11. Il résulte des principes qui gouvernent l'engagement de la responsabilité sans faute de l'Etat que le silence d'une loi sur les conséquences que peut comporter sa mise en œuvre ne saurait être interprété comme excluant, par principe, tout droit à réparation des préjudices que son application est susceptible de provoquer. Ainsi, même si les dispositions de l'article L. 411-1 du code de l'environnement ne le prévoient pas expressément, le préjudice résultant de la prolifération des animaux sauvages appartenant à des espèces dont la destruction a été interdite en application de ces dispositions, doit faire l'objet d'une indemnisation par l'Etat lorsque, excédant les aléas inhérents à l'activité en cause, il revêt un caractère grave et spécial et ne saurait, dès lors, être regardé comme une charge incombant normalement aux intéressés.

12. La SCEA soutient que la responsabilité de l'Etat pour rupture d'égalité devant les charges publiques est engagée à raison des dommages causés par les attaques de loup, compte tenu de la gravité et de la spécialité de son préjudice. Elle invoque à cet égard la particularité du pastoralisme comme méthode d'élevage. Toutefois, il résulte du rapport d'information parlementaire du 23 février 2022 qu'elle produit qu'entre 2010 et 2020, le nombre de prédations imputables au loup ayant donné lieu à indemnisation a augmenté de 279 % à l'échelle nationale, passant de 984 à 3 730, que le nombre de victimes indemnisables s'est élevé à 11 849 en 2020 et que 44 départements étaient concernés en 2021. Par suite, la société requérante n'est pas fondée à soutenir que son préjudice serait spécial. Dès lors, et sans qu'il soit besoin de se prononcer sur la gravité de son préjudice, ses conclusions indemnitaires présentées sur le fondement de la rupture d'égalité devant les charges publiques doivent être rejetées.

S'agissant de la responsabilité pour risque :

13. En l'absence de régime légal ou jurisprudentiel de responsabilité fondé sur le risque en matière de prédations dues au loup, les conclusions indemnitaires présentées à ce titre par la SCEA de Beauvoisin ne peuvent qu'être rejetées.

14. Il résulte de tout ce qui précède que la requête de la SCEA de Beauvoisin doit être rejetée en toutes ses conclusions, y compris celles présentées au titre de l'article L. 761-1 du code de justice administrative.

D E C I D E :

Article 1er : La requête de la SCEA de Beauvoisin est rejetée.

Article 2 : Le présent jugement sera notifié à la société civile d'exploitation agricole de Beauvoisin et au ministre de l'agriculture et de la souveraineté alimentaire.

Copie en sera adressée au préfet de l'Aveyron.

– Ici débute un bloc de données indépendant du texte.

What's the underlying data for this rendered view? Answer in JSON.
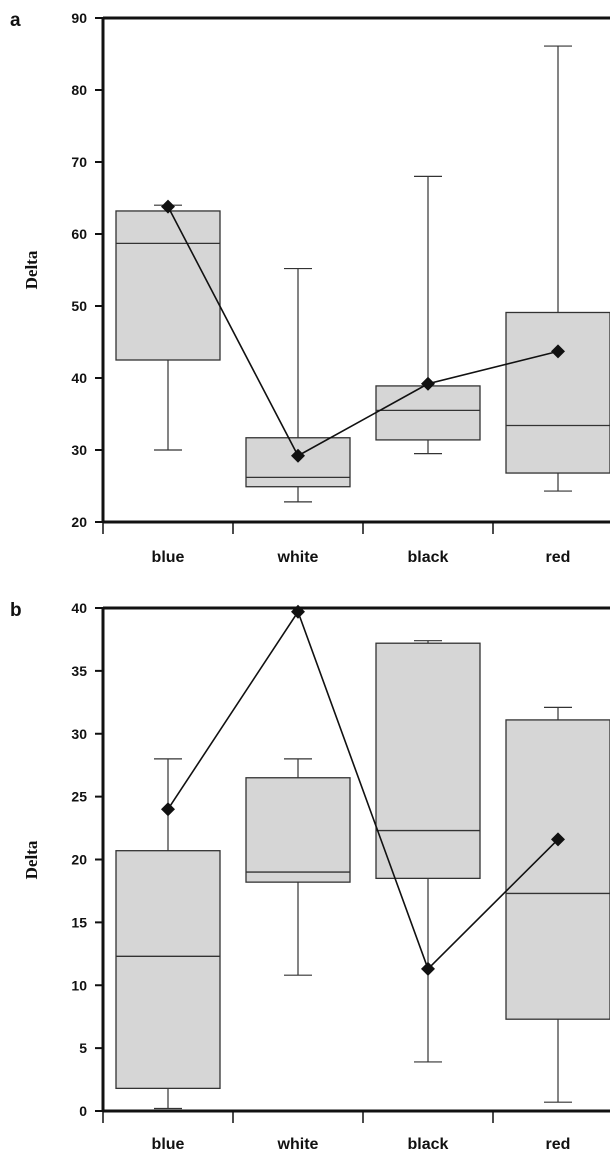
{
  "chart_data": [
    {
      "type": "box",
      "panel_label": "a",
      "ylabel": "Delta",
      "ylim": [
        20,
        90
      ],
      "yticks": [
        20,
        30,
        40,
        50,
        60,
        70,
        80,
        90
      ],
      "categories": [
        "blue",
        "white",
        "black",
        "red"
      ],
      "boxes": [
        {
          "whisker_low": 30,
          "q1": 42.5,
          "median": 58.7,
          "q3": 63.2,
          "whisker_high": 64
        },
        {
          "whisker_low": 22.8,
          "q1": 24.9,
          "median": 26.2,
          "q3": 31.7,
          "whisker_high": 55.2
        },
        {
          "whisker_low": 29.5,
          "q1": 31.4,
          "median": 35.5,
          "q3": 38.9,
          "whisker_high": 68
        },
        {
          "whisker_low": 24.3,
          "q1": 26.8,
          "median": 33.4,
          "q3": 49.1,
          "whisker_high": 86.1
        }
      ],
      "mean_line": [
        63.8,
        29.2,
        39.2,
        43.7
      ]
    },
    {
      "type": "box",
      "panel_label": "b",
      "ylabel": "Delta",
      "ylim": [
        0,
        40
      ],
      "yticks": [
        0,
        5,
        10,
        15,
        20,
        25,
        30,
        35,
        40
      ],
      "categories": [
        "blue",
        "white",
        "black",
        "red"
      ],
      "boxes": [
        {
          "whisker_low": 0.2,
          "q1": 1.8,
          "median": 12.3,
          "q3": 20.7,
          "whisker_high": 28
        },
        {
          "whisker_low": 10.8,
          "q1": 18.2,
          "median": 19,
          "q3": 26.5,
          "whisker_high": 28
        },
        {
          "whisker_low": 3.9,
          "q1": 18.5,
          "median": 22.3,
          "q3": 37.2,
          "whisker_high": 37.4
        },
        {
          "whisker_low": 0.7,
          "q1": 7.3,
          "median": 17.3,
          "q3": 31.1,
          "whisker_high": 32.1
        }
      ],
      "mean_line": [
        24,
        39.7,
        11.3,
        21.6
      ]
    }
  ]
}
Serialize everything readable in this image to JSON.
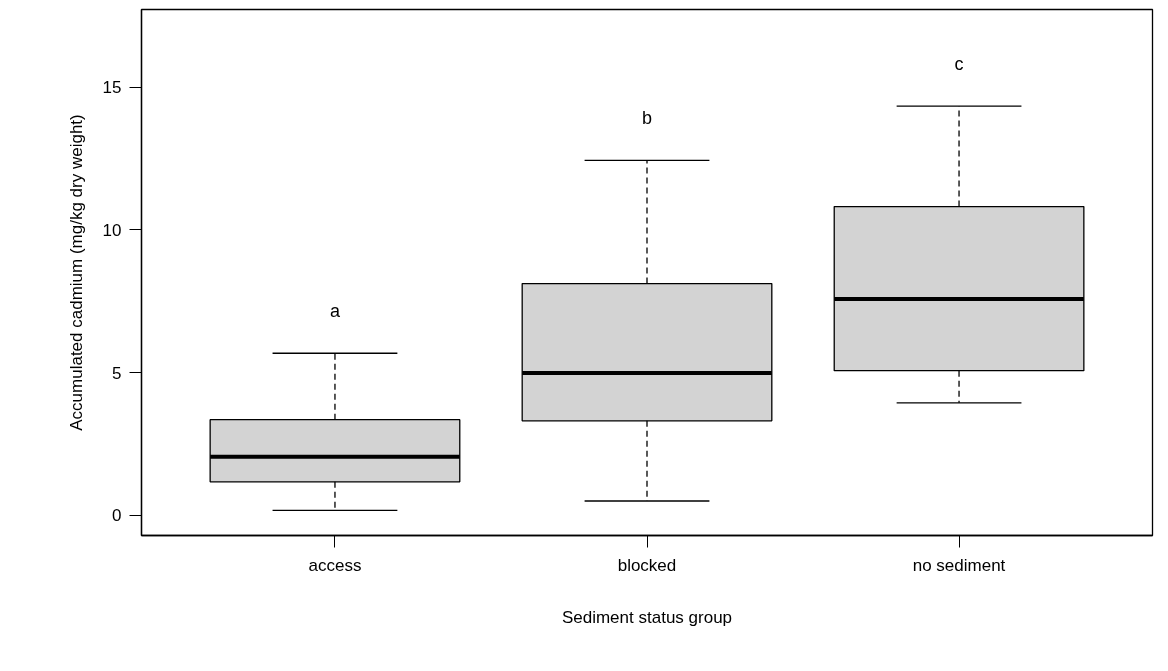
{
  "chart_data": {
    "type": "box",
    "xlabel": "Sediment status group",
    "ylabel": "Accumulated cadmium (mg/kg dry weight)",
    "categories": [
      "access",
      "blocked",
      "no sediment"
    ],
    "color": "#d3d3d3",
    "boxes": [
      {
        "low": 0.17,
        "q1": 1.17,
        "median": 2.05,
        "q3": 3.35,
        "high": 5.68
      },
      {
        "low": 0.5,
        "q1": 3.31,
        "median": 4.99,
        "q3": 8.12,
        "high": 12.44
      },
      {
        "low": 3.94,
        "q1": 5.07,
        "median": 7.58,
        "q3": 10.82,
        "high": 14.34
      }
    ],
    "ylim": [
      -0.71,
      17.73
    ],
    "yticks": [
      0,
      5,
      10,
      15
    ],
    "annotations": [
      "a",
      "b",
      "c"
    ]
  }
}
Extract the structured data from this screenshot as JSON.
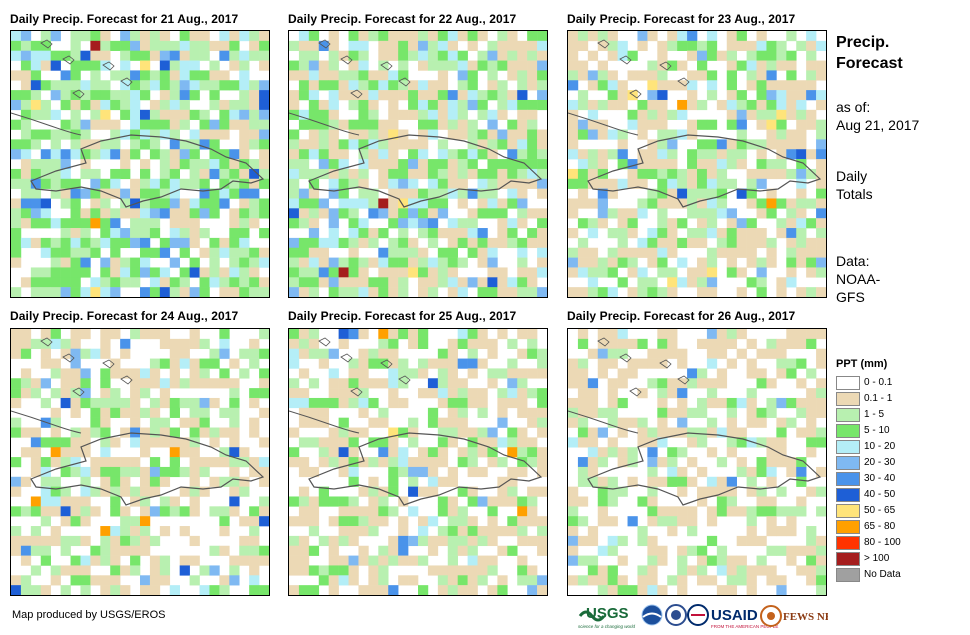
{
  "panels": [
    {
      "title": "Daily Precip. Forecast for 21 Aug., 2017",
      "date_label": "21 Aug., 2017"
    },
    {
      "title": "Daily Precip. Forecast for 22 Aug., 2017",
      "date_label": "22 Aug., 2017"
    },
    {
      "title": "Daily Precip. Forecast for 23 Aug., 2017",
      "date_label": "23 Aug., 2017"
    },
    {
      "title": "Daily Precip. Forecast for 24 Aug., 2017",
      "date_label": "24 Aug., 2017"
    },
    {
      "title": "Daily Precip. Forecast for 25 Aug., 2017",
      "date_label": "25 Aug., 2017"
    },
    {
      "title": "Daily Precip. Forecast for 26 Aug., 2017",
      "date_label": "26 Aug., 2017"
    }
  ],
  "sidebar": {
    "title_line1": "Precip.",
    "title_line2": "Forecast",
    "asof_label": "as of:",
    "asof_date": "Aug 21, 2017",
    "totals_line1": "Daily",
    "totals_line2": "Totals",
    "data_line1": "Data:",
    "data_line2": "NOAA-",
    "data_line3": "GFS"
  },
  "legend": {
    "title": "PPT (mm)",
    "items": [
      {
        "label": "0 - 0.1",
        "color": "#ffffff"
      },
      {
        "label": "0.1 - 1",
        "color": "#ecd9b5"
      },
      {
        "label": "1 - 5",
        "color": "#b8f0b0"
      },
      {
        "label": "5 - 10",
        "color": "#77e66a"
      },
      {
        "label": "10 - 20",
        "color": "#b4eef7"
      },
      {
        "label": "20 - 30",
        "color": "#7fb9f2"
      },
      {
        "label": "30 - 40",
        "color": "#4a93ea"
      },
      {
        "label": "40 - 50",
        "color": "#1e5fd6"
      },
      {
        "label": "50 - 65",
        "color": "#ffe47a"
      },
      {
        "label": "65 - 80",
        "color": "#ffa000"
      },
      {
        "label": "80 - 100",
        "color": "#ff3300"
      },
      {
        "label": "> 100",
        "color": "#a51d1d"
      },
      {
        "label": "No Data",
        "color": "#a0a0a0"
      }
    ]
  },
  "credit": "Map produced by USGS/EROS",
  "logos": {
    "usgs": "USGS",
    "usgs_tagline": "science for a changing world",
    "usaid": "USAID",
    "usaid_tagline": "FROM THE AMERICAN PEOPLE",
    "fewsnet": "FEWS NET"
  }
}
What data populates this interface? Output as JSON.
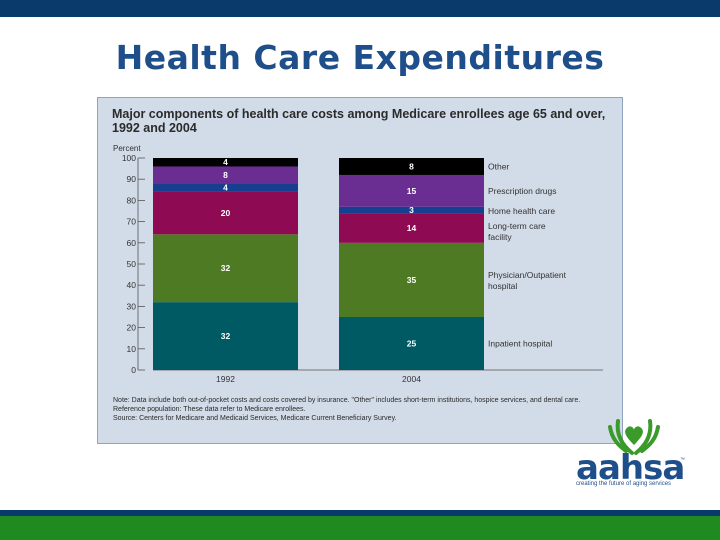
{
  "slide": {
    "title": "Health Care Expenditures",
    "colors": {
      "top_bar": "#0a3a6b",
      "bottom_green": "#1f8a1f",
      "title": "#1f4f8a"
    }
  },
  "chart_data": {
    "type": "bar",
    "stacked": true,
    "title": "Major components of health care costs among Medicare enrollees age 65 and over, 1992 and 2004",
    "ylabel": "Percent",
    "ylim": [
      0,
      100
    ],
    "yticks": [
      0,
      10,
      20,
      30,
      40,
      50,
      60,
      70,
      80,
      90,
      100
    ],
    "categories": [
      "1992",
      "2004"
    ],
    "series": [
      {
        "name": "Inpatient hospital",
        "values": [
          32,
          25
        ],
        "color": "#005a63"
      },
      {
        "name": "Physician/Outpatient hospital",
        "values": [
          32,
          35
        ],
        "color": "#4e7a23"
      },
      {
        "name": "Long-term care facility",
        "values": [
          20,
          14
        ],
        "color": "#8e0b53"
      },
      {
        "name": "Home health care",
        "values": [
          4,
          3
        ],
        "color": "#16408f"
      },
      {
        "name": "Prescription drugs",
        "values": [
          8,
          15
        ],
        "color": "#6a2d92"
      },
      {
        "name": "Other",
        "values": [
          4,
          8
        ],
        "color": "#000000"
      }
    ],
    "legend_placement": "right, aligned with 2004 bar segments",
    "grid": false
  },
  "notes": {
    "note": "Note: Data include both out-of-pocket costs and costs covered by insurance. \"Other\" includes short-term institutions, hospice services, and dental care.",
    "reference": "Reference population: These data refer to Medicare enrollees.",
    "source": "Source: Centers for Medicare and Medicaid Services, Medicare Current Beneficiary Survey."
  },
  "logo": {
    "name": "aahsa",
    "trademark": "™",
    "tagline": "creating the future of aging services",
    "icon": "hands-holding-heart-icon",
    "color": "#1f4f8a",
    "icon_color": "#3a9a2a"
  }
}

Délibéré après l'audience du 1er décembre 2023, à laquelle siégeaient :

Mme Poupineau, présidente,

Mme Rousseau, conseillère,

M. Frindel, conseiller.

Rendu public par mise à disposition au greffe le 15 décembre 2023.

Le rapporteur,

T. FRINDEL

La présidente,

V. POUPINEAULa greffière,

M. B

La République mande et ordonne au ministre de l'agriculture et de la souveraineté alimentaire en ce qui le concerne ou à tous commissaires de justice à ce requis en ce qui concerne les voies de droit commun, contre les parties privées, de pourvoir à l'exécution de la présente décision.